GSA, CFS team up to host Activist Assembly
The Canadian Federation of Students (CFS) hosted an assembly at the Graduate Students’ Association (GSA) office on Feb. 2.
The event was organized to advocate outreach and activism in the lead up to the 2018 Ontario provincial elections. It highlighted major student issues, such as tuition fees, health care, quality education and the importance of student voting.
Nour Alideeb, the chairperson for CFS-Ontario, is responsible for more than 350,000 students who are members in the CFS-Ontario. She presented the federation’s new campaign, “Fairness for Students,” which focuses on initiatives such as lowering tuition fees and adding funding for French-language universities.
Alideeb said she focused primarily on free post-secondary education when organizing activities for the event.

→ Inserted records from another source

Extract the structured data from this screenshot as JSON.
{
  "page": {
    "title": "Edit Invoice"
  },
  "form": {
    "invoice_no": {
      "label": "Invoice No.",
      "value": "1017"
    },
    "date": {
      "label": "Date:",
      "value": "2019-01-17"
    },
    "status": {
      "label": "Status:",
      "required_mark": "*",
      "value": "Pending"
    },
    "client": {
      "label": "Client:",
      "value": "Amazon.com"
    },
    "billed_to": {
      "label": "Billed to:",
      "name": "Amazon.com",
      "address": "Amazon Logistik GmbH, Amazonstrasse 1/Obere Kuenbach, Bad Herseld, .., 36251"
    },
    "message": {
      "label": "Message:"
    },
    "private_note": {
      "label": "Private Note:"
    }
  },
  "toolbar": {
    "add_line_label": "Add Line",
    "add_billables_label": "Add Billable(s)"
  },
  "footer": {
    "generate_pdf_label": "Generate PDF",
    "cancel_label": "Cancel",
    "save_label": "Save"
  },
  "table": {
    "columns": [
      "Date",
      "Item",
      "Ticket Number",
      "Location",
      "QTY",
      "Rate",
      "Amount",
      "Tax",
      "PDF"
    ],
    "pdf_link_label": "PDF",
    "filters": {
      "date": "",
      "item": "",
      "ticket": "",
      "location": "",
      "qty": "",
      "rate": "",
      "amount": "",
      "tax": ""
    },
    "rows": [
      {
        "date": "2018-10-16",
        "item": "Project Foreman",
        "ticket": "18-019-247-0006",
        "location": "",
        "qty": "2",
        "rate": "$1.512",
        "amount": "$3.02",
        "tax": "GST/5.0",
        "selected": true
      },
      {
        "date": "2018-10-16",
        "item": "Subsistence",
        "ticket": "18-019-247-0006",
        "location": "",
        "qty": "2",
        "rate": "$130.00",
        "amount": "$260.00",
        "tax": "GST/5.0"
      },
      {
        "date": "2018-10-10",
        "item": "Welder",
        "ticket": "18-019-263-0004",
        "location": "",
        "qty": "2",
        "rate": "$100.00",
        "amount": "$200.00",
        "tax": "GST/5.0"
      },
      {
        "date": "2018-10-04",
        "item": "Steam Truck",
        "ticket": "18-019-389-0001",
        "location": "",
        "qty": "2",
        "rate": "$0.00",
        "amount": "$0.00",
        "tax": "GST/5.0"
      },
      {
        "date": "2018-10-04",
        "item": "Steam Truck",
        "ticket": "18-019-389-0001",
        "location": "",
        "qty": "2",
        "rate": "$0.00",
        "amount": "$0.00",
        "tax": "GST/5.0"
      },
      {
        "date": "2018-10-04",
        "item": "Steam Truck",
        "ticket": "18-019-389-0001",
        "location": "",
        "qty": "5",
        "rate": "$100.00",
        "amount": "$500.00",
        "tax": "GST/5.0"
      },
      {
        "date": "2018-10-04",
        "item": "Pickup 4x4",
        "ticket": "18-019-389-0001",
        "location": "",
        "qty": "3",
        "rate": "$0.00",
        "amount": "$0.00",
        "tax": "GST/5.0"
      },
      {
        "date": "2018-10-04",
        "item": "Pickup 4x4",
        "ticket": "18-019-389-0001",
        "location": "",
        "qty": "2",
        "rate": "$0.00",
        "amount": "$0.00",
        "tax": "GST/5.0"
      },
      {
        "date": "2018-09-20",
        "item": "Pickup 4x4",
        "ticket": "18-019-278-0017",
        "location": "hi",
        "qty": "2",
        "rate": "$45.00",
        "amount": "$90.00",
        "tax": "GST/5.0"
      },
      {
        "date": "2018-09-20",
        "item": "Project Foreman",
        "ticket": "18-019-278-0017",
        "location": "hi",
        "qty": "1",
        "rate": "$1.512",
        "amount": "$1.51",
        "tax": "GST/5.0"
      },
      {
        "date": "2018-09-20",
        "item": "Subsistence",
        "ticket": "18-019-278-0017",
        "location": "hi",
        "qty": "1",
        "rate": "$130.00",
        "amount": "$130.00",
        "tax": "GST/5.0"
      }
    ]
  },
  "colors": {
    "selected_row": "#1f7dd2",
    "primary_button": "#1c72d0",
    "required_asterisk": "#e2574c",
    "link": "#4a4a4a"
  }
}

“It isn’t just us who are affected by raging tuition fees,” she said. “It’s also our parents, our community members, our siblings and countless others.”
She also showcased videos from the free education riots that occurred at the University of Toronto (U of T) on Nov. 2, 2016. The protests were largely responsible for the implementation of the Ontario Student Grant in the 2017 provincial budget. However, Alideeb said she believes there is more to be done.
“While there were several key changes to [the Ontario Student Assistance Program (OSAP)] applications and accessibility for students, the marketing strategy for calling it ‘free tuition’ was not entirely correct,” she said. “[OSAP] still remains a combination of loans and grants.”
The assembly also saw several activities to engage participants in learning how to spread the CFS’ and GSA’s message about questioning the status quo, such as tabling exercises and myth-busting quips.
Helyeh Doutaghi, the outreach co-ordinator for the GSA, said she believes there is never enough activism. In an interview with the Charlatan after the event, she stressed the importance of the CFS in affecting graduate students’ experiences.
“Attending events like these is important [for students] to learn about [the] CFS and their work,” Doutaghi said. “We need to answer the tough questions about their importance for Carleton.”
But she said she remains cautious of the opposing views held by the Carleton University Students’ Association (CUSA), who have recently been calling for defederation from the CFS.
“We share the CFS’ campaign mottos,” Doutaghi said. “But unlike [the CFS]’s broader campaign strategies, we have to narrow them for our local university syndicate.”
While the event was aimed at graduate students, several undergraduate students were also in attendance. Jason Laguerre, a first-year global and international studies undergraduate student, said he was excited to attend the event, but remains concerned with the types of activism at Carleton.
“There is a lot of activism at Carleton, but I don’t think it is being directed properly,” he said. “Students don’t always have to be out on the streets to affect change, and events like these are important to promote that.”
The next CFS assembly is scheduled for March—before the provincial elections on June 7— to discuss why elections matter for students.